Some sequels work, but others don't. For example, "Godfather II" was a hit. But "Godfather III" was a clinker. The original "Alien" movie was a smash. The last one was a yawner.
So the White House should give that some thought before it goes into production for Desert Storm II.
There's no question that the original Desert Storm was one of the smash TV hits of all time.
It made instant superstars out of Stormin' Norman Schwarzkopf, Colin Powell, as well as Blitz Wolfer and the entire cast at CNN. And almost overnight, it transformed George Bush from a near flop into the biggest box-office draw of 1991.

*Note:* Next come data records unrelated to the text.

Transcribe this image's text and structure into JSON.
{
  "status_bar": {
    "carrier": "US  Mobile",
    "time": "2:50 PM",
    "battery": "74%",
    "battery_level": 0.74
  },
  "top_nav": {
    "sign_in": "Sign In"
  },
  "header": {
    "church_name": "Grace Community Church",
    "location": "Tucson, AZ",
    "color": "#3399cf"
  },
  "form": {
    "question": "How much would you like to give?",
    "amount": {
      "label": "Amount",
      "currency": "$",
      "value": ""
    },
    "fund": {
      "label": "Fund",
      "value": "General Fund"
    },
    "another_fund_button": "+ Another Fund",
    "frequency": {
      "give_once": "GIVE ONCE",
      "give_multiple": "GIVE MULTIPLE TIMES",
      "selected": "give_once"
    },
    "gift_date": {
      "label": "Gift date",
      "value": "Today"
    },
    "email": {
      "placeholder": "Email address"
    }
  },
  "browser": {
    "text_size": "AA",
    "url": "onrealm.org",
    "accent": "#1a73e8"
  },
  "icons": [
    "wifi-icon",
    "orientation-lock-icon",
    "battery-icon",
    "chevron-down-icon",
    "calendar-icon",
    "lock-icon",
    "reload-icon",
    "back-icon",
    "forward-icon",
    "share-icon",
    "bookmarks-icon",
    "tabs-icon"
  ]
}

The plot wasn't all that original: The ruthless and powerful Saddam riding roughshod over his weak and helpless little neighbor, only to be driven back when the forces of the heroic George Bush galloped in.
We've seen it before in "Shane," "The Magnificent Seven" and countless other shoot-'em-ups. Sometimes it's the ruthless and powerful cattle baron against the humble sheepmen or homesteaders. Or the ruthless and powerful railroad builder against the farmers or the small-town folk. Or the ruthless and powerful mining company against the small grubstakers.
However, the Desert Storm script had an unusual twist. The ruthless and powerful bad guy almost always gets it at the end. When John Wayne, as Rooster Cogburn, chased down Lucky Ned Pepper and his gang (including the Original Mexican Bob), he didn't say: "OK, Ned, you've learned your lesson, by golly, now go and sin no more." No, he left Ned and his gang dead in the dust.
But when Desert Storm ended, there was Saddam (far more evil and powerful than Lucky Ned Pepper or even the Original Mexican Bob) in excellent health, wearing his tailored uniforms and merrily knocking off helpless Kurds.
Not that most people noticed, with all the parades, welcome-home ceremonies and national chest-puffing, back-patting and yellow ribbon-waving in the joy of our having restored the frightened emir of Kuwait to his throne, thus reuniting him with all of his teen-age wives.
But the survival of Saddam, not as powerful but still ruthless, should have been the tip-off that we might see a sequel someday. Any scriptwriter will tell you that's the only reason to let the villain slip away before the credits roll.
And what better time than now, with Bush once again slipping at the box office. Which is why Washington is now buzzing with talk that a sequel might be in the works.
As I said, though, sequels can be risky. Bush has his qualities, true, but he's no Batman, although Dan Quayle would have made a fine Robin if they hadn't written him out of the script.
For one thing, the special effects might not be as effective the second time around. All those smart bombs, brilliant missiles and other exploding intellects provided some of the finest visuals Americans hadseen since the creation of Super Mario and his brother Luigi.
And the generals and other Pentagon cast members turned in fine performances. As a critic said: "They give good briefing."
But as we later learned, some of the bombs weren't all that smart; some missiles were absolutely dimwitted. We would be told: "Now, what we see there, that little dot, is an Iraqi tank." Then, poof, the tank would be gone and we would cheer and wave our yellow ribbons.
Later, it turns out that it wasn't a tank after all, but may have been a moth-eaten tent in which an old biddy was cooking a pot of camel hump stew.
Or if it was a tank, it might have been one of our own, which is really counterproductive.
So if there is a sequel, the audience might be harder to impress. When some general turns on the video and says: "Now, that little spot we see here is an Iraqi missile site, aimed right at Disney World. Ah, and now you see it and now you don't," this time some reporter might pipe up and ask: "General, how do we know that tank was not really a moth-eaten old tent, in which a toothless hag was stirring a pot of lizard stew, huh?"
Or someone else might even say: "OK, General, assuming that thing you blew up was a bridge and not a row of olive trees; and assuming the bridge was in Iraq and not in New York or San Francisco, since we all know mistakes can happen; and assuming that you have blown up every bridge in Iraq, some of them five times, how come Saddam is being shown on CNN, wearing a brand-new uniform while throwing a Kurd out of his office window?"
So it might be best to forget about a sequel. Just go with reruns. But leave out the ending.